Suicide Tourist è infatti pressoché interamente all’insegna di un mesto esistenzialismo, concentrandosi principalmente sulle implicazioni emotive della scelta di sottoporsi a eutanasia – sebbene nel modo più civile e indolore possibile – sul soggetto e su chi lo circonda. A ciò si somma una peculiarità stilistica della cinematografia danese alta (amata da alcuni, da altri meno): essere incredibilmente lento e concettuoso. Avete presente Gertrud di Carl Theodor Dreyer? Se il soggetto trattato è (ovviamente) differente, il modo in cui viene affrontato è su per giù lo stesso. Ogni aspetto di Suicide Tourist è sottotono. La componente drammatica, sicuramente preponderante, è messa in scena in maniera quasi apatica. Lo stesso protagonista, affronta con un’inespressività estrema la tragedia che gli si para davanti, immotivata e inevitabile. Il suo rapporto con la moglie che gli sta amorevolmente vicino, i suoi slanci verso di lei, i momenti più bui e gli accessi di disperazione, tutto è approcciato in maniera quasi del tutto inespressiva.

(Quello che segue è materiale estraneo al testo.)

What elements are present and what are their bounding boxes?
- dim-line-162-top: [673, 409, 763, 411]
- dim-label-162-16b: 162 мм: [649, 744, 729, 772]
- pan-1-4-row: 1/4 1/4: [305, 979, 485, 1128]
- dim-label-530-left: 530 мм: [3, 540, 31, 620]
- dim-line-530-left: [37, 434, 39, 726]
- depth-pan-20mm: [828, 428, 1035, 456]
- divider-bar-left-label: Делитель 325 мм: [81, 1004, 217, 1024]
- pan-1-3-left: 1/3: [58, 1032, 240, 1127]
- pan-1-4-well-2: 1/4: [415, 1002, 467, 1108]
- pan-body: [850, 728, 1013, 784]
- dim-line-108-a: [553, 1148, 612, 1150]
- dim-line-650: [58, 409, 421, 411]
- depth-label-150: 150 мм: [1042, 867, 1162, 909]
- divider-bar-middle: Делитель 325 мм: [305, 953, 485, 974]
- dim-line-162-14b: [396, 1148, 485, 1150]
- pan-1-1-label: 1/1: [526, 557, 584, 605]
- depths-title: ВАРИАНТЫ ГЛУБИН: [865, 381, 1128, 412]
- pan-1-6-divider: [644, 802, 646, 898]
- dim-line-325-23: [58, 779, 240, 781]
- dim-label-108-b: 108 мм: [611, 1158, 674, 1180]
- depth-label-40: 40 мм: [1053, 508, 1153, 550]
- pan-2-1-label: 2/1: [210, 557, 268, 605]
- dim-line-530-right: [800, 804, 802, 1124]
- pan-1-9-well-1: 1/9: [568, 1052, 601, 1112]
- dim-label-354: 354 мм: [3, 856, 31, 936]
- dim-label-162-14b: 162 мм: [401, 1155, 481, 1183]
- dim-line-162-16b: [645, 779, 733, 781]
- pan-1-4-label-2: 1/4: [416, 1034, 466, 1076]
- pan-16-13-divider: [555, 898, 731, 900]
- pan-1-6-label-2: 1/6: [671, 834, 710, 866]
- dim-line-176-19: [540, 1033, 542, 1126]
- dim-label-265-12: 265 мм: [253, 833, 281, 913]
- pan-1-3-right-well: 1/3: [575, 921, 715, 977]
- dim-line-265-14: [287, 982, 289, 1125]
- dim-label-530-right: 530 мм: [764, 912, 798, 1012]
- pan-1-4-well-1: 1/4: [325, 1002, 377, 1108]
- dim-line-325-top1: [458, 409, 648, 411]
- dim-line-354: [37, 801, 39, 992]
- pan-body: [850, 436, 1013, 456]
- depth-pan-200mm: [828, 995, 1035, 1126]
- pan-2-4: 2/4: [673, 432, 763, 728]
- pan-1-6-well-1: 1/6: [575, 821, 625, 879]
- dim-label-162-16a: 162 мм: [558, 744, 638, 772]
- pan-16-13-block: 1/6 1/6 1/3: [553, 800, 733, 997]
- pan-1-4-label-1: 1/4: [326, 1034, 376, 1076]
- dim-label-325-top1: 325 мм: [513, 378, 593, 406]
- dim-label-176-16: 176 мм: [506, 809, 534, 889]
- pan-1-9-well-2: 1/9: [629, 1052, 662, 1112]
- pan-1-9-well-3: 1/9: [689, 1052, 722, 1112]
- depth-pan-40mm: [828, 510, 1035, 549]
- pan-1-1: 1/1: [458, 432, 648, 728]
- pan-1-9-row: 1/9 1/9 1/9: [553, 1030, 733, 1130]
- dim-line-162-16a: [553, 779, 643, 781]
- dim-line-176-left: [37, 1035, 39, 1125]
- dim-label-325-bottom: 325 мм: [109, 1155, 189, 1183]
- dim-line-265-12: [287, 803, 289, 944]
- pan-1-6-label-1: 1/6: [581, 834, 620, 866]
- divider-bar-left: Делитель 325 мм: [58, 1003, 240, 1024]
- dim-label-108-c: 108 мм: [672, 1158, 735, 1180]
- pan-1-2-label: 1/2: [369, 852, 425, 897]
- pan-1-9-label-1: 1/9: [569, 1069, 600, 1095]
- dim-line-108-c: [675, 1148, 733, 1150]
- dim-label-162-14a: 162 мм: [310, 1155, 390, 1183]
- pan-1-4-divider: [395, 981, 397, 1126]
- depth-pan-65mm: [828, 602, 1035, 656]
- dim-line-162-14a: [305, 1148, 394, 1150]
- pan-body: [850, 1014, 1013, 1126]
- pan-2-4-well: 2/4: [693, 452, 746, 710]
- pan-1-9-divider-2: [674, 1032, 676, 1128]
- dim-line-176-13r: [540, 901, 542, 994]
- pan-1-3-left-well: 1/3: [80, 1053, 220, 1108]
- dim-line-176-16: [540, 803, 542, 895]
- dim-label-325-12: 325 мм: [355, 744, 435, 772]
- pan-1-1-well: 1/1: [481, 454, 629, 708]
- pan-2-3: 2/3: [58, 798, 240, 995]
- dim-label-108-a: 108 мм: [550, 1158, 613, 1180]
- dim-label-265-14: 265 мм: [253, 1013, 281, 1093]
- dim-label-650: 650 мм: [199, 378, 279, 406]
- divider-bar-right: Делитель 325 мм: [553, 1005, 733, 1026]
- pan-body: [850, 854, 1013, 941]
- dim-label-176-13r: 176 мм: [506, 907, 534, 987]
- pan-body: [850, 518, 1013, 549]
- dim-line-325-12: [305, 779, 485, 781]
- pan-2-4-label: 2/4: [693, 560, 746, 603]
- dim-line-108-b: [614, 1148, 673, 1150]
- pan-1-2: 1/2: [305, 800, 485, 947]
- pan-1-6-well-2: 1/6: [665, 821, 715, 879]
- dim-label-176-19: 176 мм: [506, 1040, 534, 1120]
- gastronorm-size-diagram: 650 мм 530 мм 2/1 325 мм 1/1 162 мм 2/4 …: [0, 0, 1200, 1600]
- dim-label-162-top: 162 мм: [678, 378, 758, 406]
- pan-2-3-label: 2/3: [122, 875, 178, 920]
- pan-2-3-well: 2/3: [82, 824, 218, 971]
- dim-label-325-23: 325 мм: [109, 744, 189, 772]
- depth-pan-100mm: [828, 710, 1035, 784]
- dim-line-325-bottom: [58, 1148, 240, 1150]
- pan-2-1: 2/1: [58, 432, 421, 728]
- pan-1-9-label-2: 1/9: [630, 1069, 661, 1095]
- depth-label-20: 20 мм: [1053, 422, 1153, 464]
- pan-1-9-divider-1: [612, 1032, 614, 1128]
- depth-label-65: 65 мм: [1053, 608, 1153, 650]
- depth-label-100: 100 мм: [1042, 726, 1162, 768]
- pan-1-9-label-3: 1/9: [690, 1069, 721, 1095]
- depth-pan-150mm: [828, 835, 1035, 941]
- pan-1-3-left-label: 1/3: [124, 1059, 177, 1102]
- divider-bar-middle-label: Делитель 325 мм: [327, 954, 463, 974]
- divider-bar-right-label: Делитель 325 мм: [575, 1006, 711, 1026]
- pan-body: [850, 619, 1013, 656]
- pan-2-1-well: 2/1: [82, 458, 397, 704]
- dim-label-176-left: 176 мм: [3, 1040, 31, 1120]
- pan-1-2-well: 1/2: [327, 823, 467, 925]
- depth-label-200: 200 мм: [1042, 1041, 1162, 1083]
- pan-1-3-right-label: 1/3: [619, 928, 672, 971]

La sensazione è ancor più forte, tra l’altro, in quelle sequenze in cui si cerca di stemperare un po’ la – implicita – pesantezza del discorso con dei momenti contraddistinti da venature di black humor. Che siano grotteschi tentativi di suicidio o battute ciniche, il risultato per qualche motivo non riesce. Sulla carta, la comicità nera ci sarebbe anche, ma quando prende forma su video è come se si spegnesse ogni verve, ogni stimolo, quasi si volesse mantenere costante il tono monocorde che domina l’insieme evitando slanci eccessivi.
E qui veniamo alla nota più dolente: la promessa tradita. Se come ritratto intimistico del travaglio profondo di un uomo, o come in un uomo in profonda meditazione sul suicidio assistito, Suicide Tourist potrebbe anche soddisfare. Qualora, però, si cerchi la suspense del thriller, questa è del tutto assente, a parte per un paio di scene e qualche tocco qua e là (dei ‘pazienti recalcitranti’, dei medici un po’ troppo insistenti ed ambigui, delle stanze e zone segrete…). Tale componente non è tuttavia portata a compimento in alcun modo, la minaccia vagheggiata non è altro che la ovvia conseguenza di ciò per cui gli ospiti stessi della struttura hanno firmato inizialmente.
L’unico problema è – semmai – l’impossibilità di avere ripensamenti, che a quanto pare non sono previsti (ma non si capisce bene per qual motivo)! Ciò costituisce, però, solamente una parentesi marginale (come i radi momenti psichedelici), che poco pesa nell’economia generale del discorso e che stride anzi un poco con il registro generale amaro e altamente patetico. E, comunque sia, è sostanzialmente un’altra delle possibili reazioni alla morte in quella fenomenologia del suicidio che rappresenta il vero centro di Suicide Tourist.